Mike Pence Dropped from Weekly Zoom Call With God

The evangelical world was rocked today when the Christian Times-Gleaner broke the story that Vice President Mike Pence has been dropped from God’s weekly Zoom call.

That someone as morally louche as the Vice President should have been on the call in the first place has been a source of consternation to progressives – who consider the Vice President a Pathological liar – and Co-Marketing Christians who salivate over the potential for profit a direct association with the Divine Clockmaker could bring.
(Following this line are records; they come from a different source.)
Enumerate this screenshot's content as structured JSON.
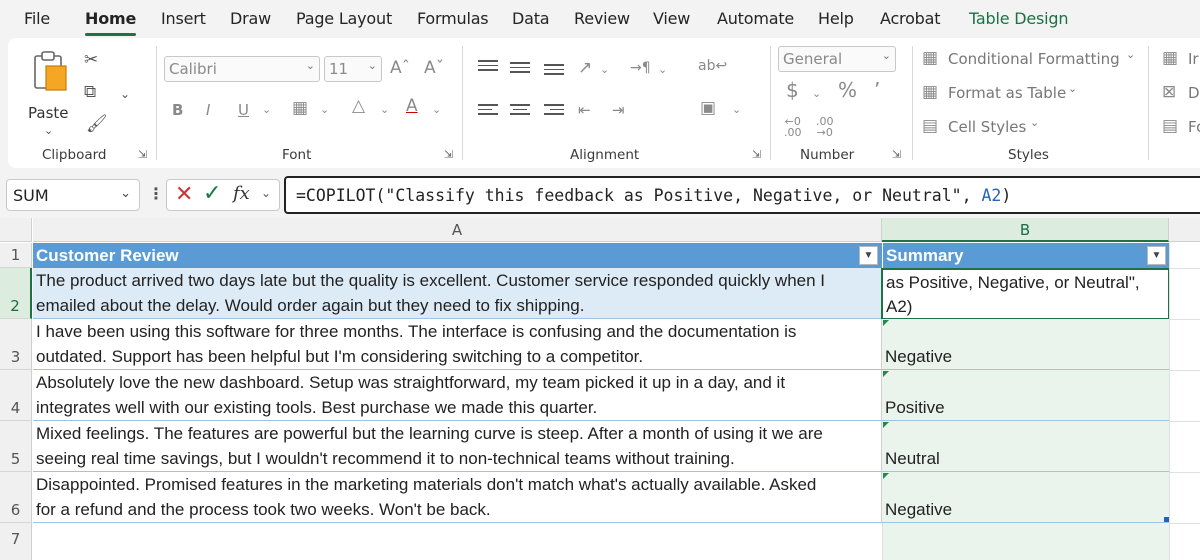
{
  "tabs": [
    "File",
    "Home",
    "Insert",
    "Draw",
    "Page Layout",
    "Formulas",
    "Data",
    "Review",
    "View",
    "Automate",
    "Help",
    "Acrobat",
    "Table Design"
  ],
  "active_tab": "Home",
  "ribbon": {
    "clipboard": {
      "paste_label": "Paste",
      "group_label": "Clipboard"
    },
    "font": {
      "font_name": "Calibri",
      "font_size": "11",
      "group_label": "Font"
    },
    "alignment": {
      "group_label": "Alignment"
    },
    "number": {
      "format": "General",
      "group_label": "Number"
    },
    "styles": {
      "conditional_formatting": "Conditional Formatting",
      "format_as_table": "Format as Table",
      "cell_styles": "Cell Styles",
      "group_label": "Styles"
    },
    "cells": {
      "insert": "Ir",
      "delete": "D",
      "format": "Fo"
    }
  },
  "formula_bar": {
    "name_box": "SUM",
    "fx_label": "fx",
    "formula_text": "=COPILOT(\"Classify this feedback as Positive, Negative, or Neutral\", ",
    "formula_ref": "A2",
    "formula_end": ")"
  },
  "sheet": {
    "columns": [
      "A",
      "B"
    ],
    "row_numbers": [
      "1",
      "2",
      "3",
      "4",
      "5",
      "6",
      "7"
    ],
    "headers": {
      "a": "Customer Review",
      "b": "Summary"
    },
    "rows": [
      {
        "review_line1": "The product arrived two days late but the quality is excellent. Customer service responded quickly when I",
        "review_line2": "emailed about the delay. Would order again but they need to fix shipping.",
        "summary": "as Positive, Negative, or Neutral\", A2)"
      },
      {
        "review_line1": "I have been using this software for three months. The interface is confusing and the documentation is",
        "review_line2": "outdated. Support has been helpful but I'm considering switching to a competitor.",
        "summary": "Negative"
      },
      {
        "review_line1": "Absolutely love the new dashboard. Setup was straightforward, my team picked it up in a day, and it",
        "review_line2": "integrates well with our existing tools. Best purchase we made this quarter.",
        "summary": "Positive"
      },
      {
        "review_line1": "Mixed feelings. The features are powerful but the learning curve is steep. After a month of using it we are",
        "review_line2": "seeing real time savings, but I wouldn't recommend it to non-technical teams without training.",
        "summary": "Neutral"
      },
      {
        "review_line1": "Disappointed. Promised features in the marketing materials don't match what's actually available. Asked",
        "review_line2": "for a refund and the process took two weeks. Won't be back.",
        "summary": "Negative"
      }
    ]
  },
  "colors": {
    "accent_green": "#1f7244",
    "table_header_blue": "#5b9bd5",
    "cancel_red": "#d13438",
    "enter_green": "#107c41"
  }
}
According to Tomas Sutton, the journalist who broke the story, Pence and God initially got along fabulously thanks to their shared feelings about Mary Magdelene. Pence used to affectionately refer to the Creator as the Old Alpha & Omega, while God would playfully make the Vice President’s hair glow with hellfire. Things began to unravel because of Pence’s intransigent support for Gay Conversion Therapy. Sutton notes that “God feels the LGBTQ community is as much a part of creation as Sunday School teachers, puppy dogs and little children, and bristled every time Pence suggested smiting them.” Worse, the Supreme Being has a soft spot for transgender people being not only omniscient and omnipresent, but also omnisexual, something reflected in Heaven’s bathroom policy.

Pence’s office, when asked to comment, said that it was the Vice President’s idea to leave the call because “The VP is humble and virtuous. Although he appreciates God’s attention, he doesn’t need it. And besides, the Supreme Being has his hands full right now preparing for the Rapture.”

Tongues have been wagging about who will take Indiana’s slot on the call, with betting markets favoring Pete Butigieg.

Disclaimer: no disrespect toward Christianity intended by this story. The writer of this joke is a confirmed Catholic. The sole intention of this joke is defend Christianity against Mike Pence, who cheapens the religion by using it as a cloak to mask his hypocrisy, deceit and malfeasance.